One of my favorite professors from Rice University, Larry Temkin, now teaches at Rutgers. The Rutgers home page is featuring a salute to Larry (here) for the next two weeks. Although I hated to see Larry leave Rice, I was happy to see him courted by the best philosophy program in the country. (Oh, and Harvard courted him, too.)
What made Larry so good, in addition to his obvious desire to get his students excited about using their brains, was his ability to tease out--even from shy folks like me (and yes, I was shy!) a willingness to sink our teeth into difficult material. He didn't teach down to us, not even once. And like anyone else who's at the top of his game, his talent made us want to be better students. He was vibrant in class, engaging outside class, and downright inspiring. I can still see him bounding into class each day (and "bounding" is the correct word), ready to get the discussion started. Best of all, he put the lie to the fiction that really great teachers can't be great scholars as well. He was superb in both arenas, and he made everything look effortless, even though it wasn't effortless at all. Rutgers is very lucky to have him.
And while I'm thanking Larry for his remarkable contribution to my education, I should thank some other Rice profs as well. (I owe Bob Weisberg, Tom Jackson, and Jack Friedenthal, among others, thanks for my education at Stanford Law School, too, but that's a post for another time.)
Larry, along with folks like Baruch Brody (here), Dennis Huston (here), David Lane (here), Hank Hudspeth (here), and Harold Hyman (here), kept Rice's promise to provide an excellent undergraduate education.

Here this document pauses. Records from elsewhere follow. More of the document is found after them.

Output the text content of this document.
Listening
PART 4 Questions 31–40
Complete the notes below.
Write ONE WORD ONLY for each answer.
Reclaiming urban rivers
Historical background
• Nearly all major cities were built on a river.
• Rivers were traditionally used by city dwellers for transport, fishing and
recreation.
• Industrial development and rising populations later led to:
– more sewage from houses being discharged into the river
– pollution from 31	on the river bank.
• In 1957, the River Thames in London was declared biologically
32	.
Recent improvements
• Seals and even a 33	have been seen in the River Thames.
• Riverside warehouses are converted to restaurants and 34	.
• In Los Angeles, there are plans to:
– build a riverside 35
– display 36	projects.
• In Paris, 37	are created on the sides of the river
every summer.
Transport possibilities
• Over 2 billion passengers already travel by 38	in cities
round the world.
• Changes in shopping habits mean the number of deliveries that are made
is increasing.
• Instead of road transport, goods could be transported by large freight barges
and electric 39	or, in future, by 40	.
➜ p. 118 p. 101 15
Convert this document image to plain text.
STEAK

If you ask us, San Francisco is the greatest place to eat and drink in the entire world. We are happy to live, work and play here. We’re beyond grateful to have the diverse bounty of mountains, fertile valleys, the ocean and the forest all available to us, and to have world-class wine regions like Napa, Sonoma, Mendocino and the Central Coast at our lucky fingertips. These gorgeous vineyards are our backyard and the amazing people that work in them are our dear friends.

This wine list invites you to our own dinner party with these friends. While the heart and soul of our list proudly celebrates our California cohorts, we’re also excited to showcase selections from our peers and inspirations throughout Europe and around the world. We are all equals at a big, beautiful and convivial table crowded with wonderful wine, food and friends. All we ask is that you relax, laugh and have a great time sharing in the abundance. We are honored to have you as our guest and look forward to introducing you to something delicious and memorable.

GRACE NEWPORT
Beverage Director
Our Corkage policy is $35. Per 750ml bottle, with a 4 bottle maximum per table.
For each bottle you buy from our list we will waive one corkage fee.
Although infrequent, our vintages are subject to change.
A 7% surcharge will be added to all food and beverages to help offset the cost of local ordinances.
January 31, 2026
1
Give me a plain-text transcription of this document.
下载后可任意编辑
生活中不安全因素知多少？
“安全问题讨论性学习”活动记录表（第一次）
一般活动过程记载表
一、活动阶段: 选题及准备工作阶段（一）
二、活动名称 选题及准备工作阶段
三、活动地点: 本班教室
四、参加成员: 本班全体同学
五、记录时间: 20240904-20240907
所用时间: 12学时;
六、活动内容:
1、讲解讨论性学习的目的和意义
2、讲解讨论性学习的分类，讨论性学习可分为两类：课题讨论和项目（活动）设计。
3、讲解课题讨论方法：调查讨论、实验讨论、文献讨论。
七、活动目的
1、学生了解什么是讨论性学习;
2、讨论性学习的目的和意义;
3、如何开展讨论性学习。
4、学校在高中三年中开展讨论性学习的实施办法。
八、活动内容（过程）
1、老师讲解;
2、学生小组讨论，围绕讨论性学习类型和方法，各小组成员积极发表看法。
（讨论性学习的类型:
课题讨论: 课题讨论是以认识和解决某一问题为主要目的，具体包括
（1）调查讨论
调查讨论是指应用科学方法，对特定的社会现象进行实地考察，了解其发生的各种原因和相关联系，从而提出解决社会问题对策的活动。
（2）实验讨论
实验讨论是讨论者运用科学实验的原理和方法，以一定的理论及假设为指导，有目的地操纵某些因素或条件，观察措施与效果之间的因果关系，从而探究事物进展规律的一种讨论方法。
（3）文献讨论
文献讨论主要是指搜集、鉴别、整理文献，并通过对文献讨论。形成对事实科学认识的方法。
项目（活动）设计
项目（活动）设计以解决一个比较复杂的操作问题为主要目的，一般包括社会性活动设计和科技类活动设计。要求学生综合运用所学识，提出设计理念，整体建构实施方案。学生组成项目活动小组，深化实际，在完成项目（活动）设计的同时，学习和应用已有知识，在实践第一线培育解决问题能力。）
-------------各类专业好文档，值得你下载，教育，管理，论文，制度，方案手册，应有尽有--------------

Baruch Brody did give me a scare during my first semester, though. I'm from a small town in deep East Texas, and although my parents were from "up north" (New York and Toronto), I had never heard a rich Brooklyn accent before. I spent the first month of Dr. Brody's lectures wondering what he was saying and hoping that I didn't flunk his course. After I was able to translate his accent into "Texan," I figured out that I was getting what he was saying, after all.
Dennis Huston taught me that good professors could cuss up a blue streak without shifting our focus away from the material at hand. I took every course that he taught, and I'm still a member of his unofficial fan club.
David Lane turned me into a statistics geek, to our mutual amazement. He even let me take some graduate-level courses in statistics while I was an undergrad. Through him, too, I got to design my honors thesis on the effect of time of day on teaching performance, which is my own personal explanation for why my students fall asleep in class when I teach in the 3-4:30 slot.
Hank Hudspeth, who was kind enough to hire me for my first summer law job, was demanding without being demeaning, and he modeled how a true gentleman behaves. When I worked for his firm in the summer of (gasp!) 1983, I saw his commitment to professionalism first-hand and began to model my own professional life after his. I wish I could find his book, A Baker's Dozen of Torts, somewhere, because I lost my copy and I sure loved that book.
Harold Hyman scared me to death at Rice. He had an imposing presence and a booming voice, and his face reminded me of a real-life Sam the Eagle. He's also the first person I told about my getting into Stanford, and I remember him coming out from behind his desk to congratulate me. When Jeff & I came back to Houston in 2000, Harold and Ferne became our fast friends.
All of these folks contributed to my love of learning (which actually started with my mom and dad--there were more books in our house, and more time spent reading them, than I ever noticed in any of my friends' homes). I owe them big.